Namun, jika laporan keuangan dinyatakan Wajar Tanpa Pengecualian, maka Pemkot
Bekasi akan memperoleh insentif lebih besar, yakni Rp 40 miliar. TUE
bersama-sama HL dan HS selama rentang waktu tanggal 10 Januari sampai 10 Juni
2010 telah melakukan suap kepada S dan EH, agar laporan keuangan Pemkot Bekasi
mendapatkan predikat Wajar Tanpa Pengecualian. Total uang suap senilai Rp 400 juta diberikan dalam dua tahap,
masing-masing Rp 200 juta. Pertama, sebesar Rp 200 juta di lapangan parkir
sebuah rumah makan di Bandung yang dilakukan HS kepada S. Dari jumlah tersebut
S mendapat Rp150 juta, sedangkan EH mendapat jatah Rp50 juta. Tahap kedua, diberikan
oleh HL dan HS di rumah dinas S sebesar Rp200 juta. Dua Auditor BPK Jabar yang
terbukti menerima suap tersebut akhirnya di vonis empat tahun penjara oleh
hakim pengadilan Tipikor Jakarta karena terbukti melanggar Pasal 12 huruf a UU
No. 31 Tahun 1999 tentang Pemberantasan Korupsi. Sedangkan KPK menjerat HS dan
HL dengan pasal 5 ayat (1)a atau pasal 13 Undang-undang (UU) Pemberantasan
Tindak Pidana Korupsi. Sementara itu, TUE dijatuhi hukuman penjara tiga tahun
karena dijerat Pasal 5 ayat 1 huruf a UU Nomor 31/1999 Tentang Pemberantasan
Tindak Pidana Korupsi.
Dalam auditing, menurut lingkungan
pekerjaannya dikenal tiga tipe auditor, yaitu auditor independen, auditor
pemerintah, dan auditor intern. Kedua auditor BPK Jabar yang terlibat kasus
suap (S dan EH) termasuk dalam kategori auditor pemerintah. Berbeda dengan auditor
independen yang menjual jasanya untuk masyarakat umum, atau auditor intern yang
bekerja dalam lingkungan intern suatu perusahaan, auditor pemerintah bekerja di
instansi pemerintah dan tugas pokoknya melakukan audit atas pertanggungjawaban
keuangan yang disajikan oleh unit-unit organisasi dalam pemerintahan atau
pertanggungjawaban keuangan yang ditujukan kepada pemerintah. Dalam
menjalankan tugasnya, auditor memiliki aturan/etika yang wajib untuk dipatuhi. Kode
etik Ikatan Akuntan Indonesia (IAI) dimaksudkan sebagai panduan dan aturan bagi
seluruh anggota, baik yang berpraktik sebagai akuntan publik, bekerja di
lingkungan dunia usaha, pada instansi pemerintah, maupun di lingkungan dunia
pendidikan dalam pemenuhan tanggung jawab profesionalnya.

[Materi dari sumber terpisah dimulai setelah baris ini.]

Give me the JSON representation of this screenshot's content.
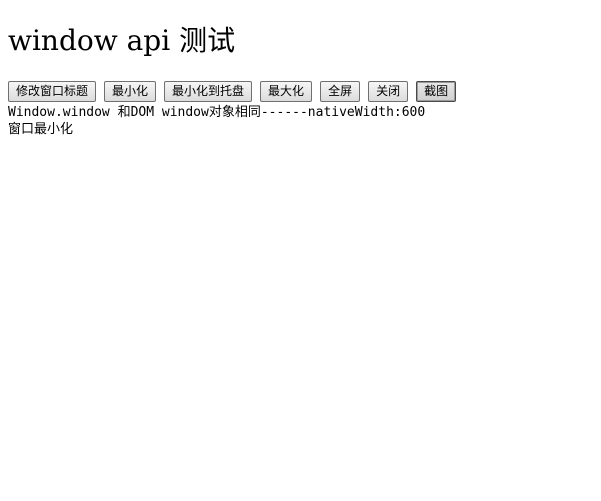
{
  "page": {
    "title": "window api 测试"
  },
  "toolbar": {
    "buttons": [
      {
        "label": "修改窗口标题"
      },
      {
        "label": "最小化"
      },
      {
        "label": "最小化到托盘"
      },
      {
        "label": "最大化"
      },
      {
        "label": "全屏"
      },
      {
        "label": "关闭"
      },
      {
        "label": "截图"
      }
    ]
  },
  "output": {
    "lines": [
      "Window.window 和DOM window对象相同------nativeWidth:600",
      "窗口最小化"
    ]
  }
}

Kode etik Ikatan Akuntan Indonesia (IAI)
terdiri dari tiga bagian: (1) Prinsip Etika, (2) Aturan Etika, dan (3)
Interpretasi Aturan Etika. Prinsip Etika memberikan kerangka dasar bagi Aturan
Etika, yang mengatur pelaksanaan pemberian jasa profesional oleh anggota.
Prinsip etika profesi Ikatan Akuntan Indonesia (IAI), diantaranya :
1. Tanggung
Jawab Profesi
Dalam
melaksanakan tugasnya sebagai profesional, seorang akuntan harus senantiasa
menggunakan pertimbangan moral dan profesional dalam semua kegiatan yang
dilakukannya. Dari kasus suap yang melibatkan auditor BPK Jabar, S dan EH tidak
mematuhi prinsip tanggung jawab profesi. Sebagai seorang auditor pemerintah, S
dan EH mengabaikan pertimbangan moral dengan menerima uang suap dari Pemkot
Bekasi untuk memberi opini WTP dalam Laporan Keuangan Pemerintah Daerah (LKPD) Bekasi tahun 2009. Hal ini
mengindikasikan bahwa keduanya tidak melakukan tugasnya secara profesional dan
bertanggungjawab sebagaimana prinsip etika profesi akuntansi yang semestinya.
2. Kepentingan
Publik
Anggota IAI
berkewajiban untuk senantiasa bertindak dalam kerangka pelayanan kepada publik,
menghormati kepercayaan publik, dan menunjukkan komitmen atas profesionalisme.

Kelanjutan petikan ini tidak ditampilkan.